“Nacida para batallar”. En esta visita guiada por Almeida descubriremos por qué esta preciosa localidad amurallada del centro-este de Portugal cuenta con un lema tan particular.
Itinerario
A la hora indicada comenzaremos esta visita guiada por Almeida desde la Oficina de Turismo de la Puerta de San Francisco. ¿Preparados para descubrir una de las principales ciudades amuralladas del centro-este de Portugal?
Descubriremos en primer lugar qué etapas bélicas decisivas han marcado el carácter defensivo de esta villa, que tiene un vínculo muy particular con la localidad salmantina de Ciudad Rodrigo.
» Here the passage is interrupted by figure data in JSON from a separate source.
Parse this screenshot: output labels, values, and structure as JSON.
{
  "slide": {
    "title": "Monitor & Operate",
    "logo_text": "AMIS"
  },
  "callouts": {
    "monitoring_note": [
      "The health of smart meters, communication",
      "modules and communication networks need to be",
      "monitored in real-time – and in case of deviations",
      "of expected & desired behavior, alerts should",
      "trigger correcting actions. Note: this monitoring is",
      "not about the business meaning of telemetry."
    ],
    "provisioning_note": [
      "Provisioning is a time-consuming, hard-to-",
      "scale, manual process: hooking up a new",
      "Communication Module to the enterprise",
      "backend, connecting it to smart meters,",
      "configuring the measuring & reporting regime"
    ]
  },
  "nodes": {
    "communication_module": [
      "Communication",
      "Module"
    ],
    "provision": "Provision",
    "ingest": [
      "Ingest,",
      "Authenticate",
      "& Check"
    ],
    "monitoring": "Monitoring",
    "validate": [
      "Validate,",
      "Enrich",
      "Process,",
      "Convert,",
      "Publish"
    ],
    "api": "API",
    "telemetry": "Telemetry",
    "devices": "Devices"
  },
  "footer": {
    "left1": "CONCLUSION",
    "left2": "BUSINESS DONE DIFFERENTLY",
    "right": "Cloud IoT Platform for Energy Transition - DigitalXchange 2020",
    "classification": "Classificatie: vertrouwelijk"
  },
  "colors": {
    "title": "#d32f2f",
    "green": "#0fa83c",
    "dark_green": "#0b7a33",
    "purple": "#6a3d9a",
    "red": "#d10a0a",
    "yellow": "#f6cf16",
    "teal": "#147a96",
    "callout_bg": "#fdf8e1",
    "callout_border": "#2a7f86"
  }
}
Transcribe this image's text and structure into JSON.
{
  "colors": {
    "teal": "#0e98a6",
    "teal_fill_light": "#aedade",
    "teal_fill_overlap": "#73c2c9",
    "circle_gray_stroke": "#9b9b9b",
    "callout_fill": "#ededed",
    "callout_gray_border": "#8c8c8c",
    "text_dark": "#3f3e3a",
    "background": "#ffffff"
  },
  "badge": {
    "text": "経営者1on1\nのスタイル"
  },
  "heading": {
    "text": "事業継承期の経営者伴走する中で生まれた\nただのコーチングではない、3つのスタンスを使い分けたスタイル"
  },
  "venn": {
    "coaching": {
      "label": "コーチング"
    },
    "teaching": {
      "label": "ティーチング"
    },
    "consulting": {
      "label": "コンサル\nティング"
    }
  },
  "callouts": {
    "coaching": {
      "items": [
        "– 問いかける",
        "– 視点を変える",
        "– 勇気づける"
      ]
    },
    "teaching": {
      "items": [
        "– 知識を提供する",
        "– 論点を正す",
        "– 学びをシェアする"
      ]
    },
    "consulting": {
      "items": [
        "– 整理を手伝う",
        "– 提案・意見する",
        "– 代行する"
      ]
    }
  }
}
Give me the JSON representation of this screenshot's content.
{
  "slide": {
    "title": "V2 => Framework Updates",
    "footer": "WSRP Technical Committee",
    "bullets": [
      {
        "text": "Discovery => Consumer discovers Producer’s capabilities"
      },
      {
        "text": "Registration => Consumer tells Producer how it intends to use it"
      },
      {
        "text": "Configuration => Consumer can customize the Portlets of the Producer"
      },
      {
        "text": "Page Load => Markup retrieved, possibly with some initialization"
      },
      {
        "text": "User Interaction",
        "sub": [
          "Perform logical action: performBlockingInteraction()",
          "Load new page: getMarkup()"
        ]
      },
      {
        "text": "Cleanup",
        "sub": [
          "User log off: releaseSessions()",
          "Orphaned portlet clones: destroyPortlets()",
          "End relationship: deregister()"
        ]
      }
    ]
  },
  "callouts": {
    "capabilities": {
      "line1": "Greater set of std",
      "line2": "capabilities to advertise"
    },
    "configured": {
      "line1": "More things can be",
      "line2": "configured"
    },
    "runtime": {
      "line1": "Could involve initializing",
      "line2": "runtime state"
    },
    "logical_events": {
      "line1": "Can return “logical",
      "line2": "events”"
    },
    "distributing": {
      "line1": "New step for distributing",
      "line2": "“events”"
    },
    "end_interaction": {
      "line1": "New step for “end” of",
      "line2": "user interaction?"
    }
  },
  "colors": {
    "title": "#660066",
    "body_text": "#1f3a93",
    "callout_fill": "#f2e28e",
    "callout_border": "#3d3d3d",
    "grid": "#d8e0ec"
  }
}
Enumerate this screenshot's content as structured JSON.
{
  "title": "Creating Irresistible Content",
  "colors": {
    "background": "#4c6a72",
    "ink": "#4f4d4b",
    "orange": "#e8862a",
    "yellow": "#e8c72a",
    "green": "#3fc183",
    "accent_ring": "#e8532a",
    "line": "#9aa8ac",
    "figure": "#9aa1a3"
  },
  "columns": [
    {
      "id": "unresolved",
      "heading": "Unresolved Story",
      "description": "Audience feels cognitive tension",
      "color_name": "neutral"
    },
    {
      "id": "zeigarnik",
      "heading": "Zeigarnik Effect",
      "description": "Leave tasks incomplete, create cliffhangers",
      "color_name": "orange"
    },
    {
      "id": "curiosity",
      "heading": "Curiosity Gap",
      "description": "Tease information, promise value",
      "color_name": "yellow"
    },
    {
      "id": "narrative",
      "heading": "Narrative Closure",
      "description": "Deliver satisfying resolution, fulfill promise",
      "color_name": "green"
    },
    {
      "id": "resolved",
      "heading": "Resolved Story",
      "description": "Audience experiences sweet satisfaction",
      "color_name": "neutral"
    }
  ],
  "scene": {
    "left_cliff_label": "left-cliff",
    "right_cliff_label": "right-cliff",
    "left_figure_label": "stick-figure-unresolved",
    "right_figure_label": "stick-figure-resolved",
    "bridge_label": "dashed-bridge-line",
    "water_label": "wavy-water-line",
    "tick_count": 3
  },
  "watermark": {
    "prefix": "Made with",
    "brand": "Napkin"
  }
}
Conoceremos esta conexión mientras rodeamos las murallas de Almeida, cuyo núcleo central está totalmente cercado, a modo de estrella de doce puntas.
Al llegar a la zona intramuros, pasaremos junto a monumentos tan emblemáticos como la iglesia de la Misericordia o la Torre del Reloj. También visitaremos las ruinas del Castillo de Almeida, descubriremos el denominado Picadero del Rey y veremos los vestigios del antiguo Hospital Militar de la Sangre.
La ruta continuará en la plaza Doctor Casimiro Matías, donde visitaremos el interior del palacio-museo Solar São João. Durante las guerras napoleónicas, en esta mansión tuvieron lugar diversas reuniones entre el general André Masséna y Arthur Wellesley, duque de Wellington.
Tras conocer la historia de este palacio, pasaremos junto a otros icónicos edificios históricos de Almeida, como la iglesia Matriz de Nuestra Señora de Loreto, la Casa de los Expósitos o la Puerta de San Juan de Dios.
Finalmente, tras un recorrido de entre una hora y media y dos horas, concluiremos el tour visitando el Museo Histórico Militar de Almeida. En este lugar veremos las antiguas casamatas, una construcción defensiva destinada a detonar armas. También observaremos las antiguas galerías subterráneas y búnkeres donde se refugió la población durante las guerras. Como veremos, estos lugares se encuentran dotados de medios sanitarios, aljibes para acumular agua y una zona de almacenaje de víveres para sobrevivir ante cualquier invasión.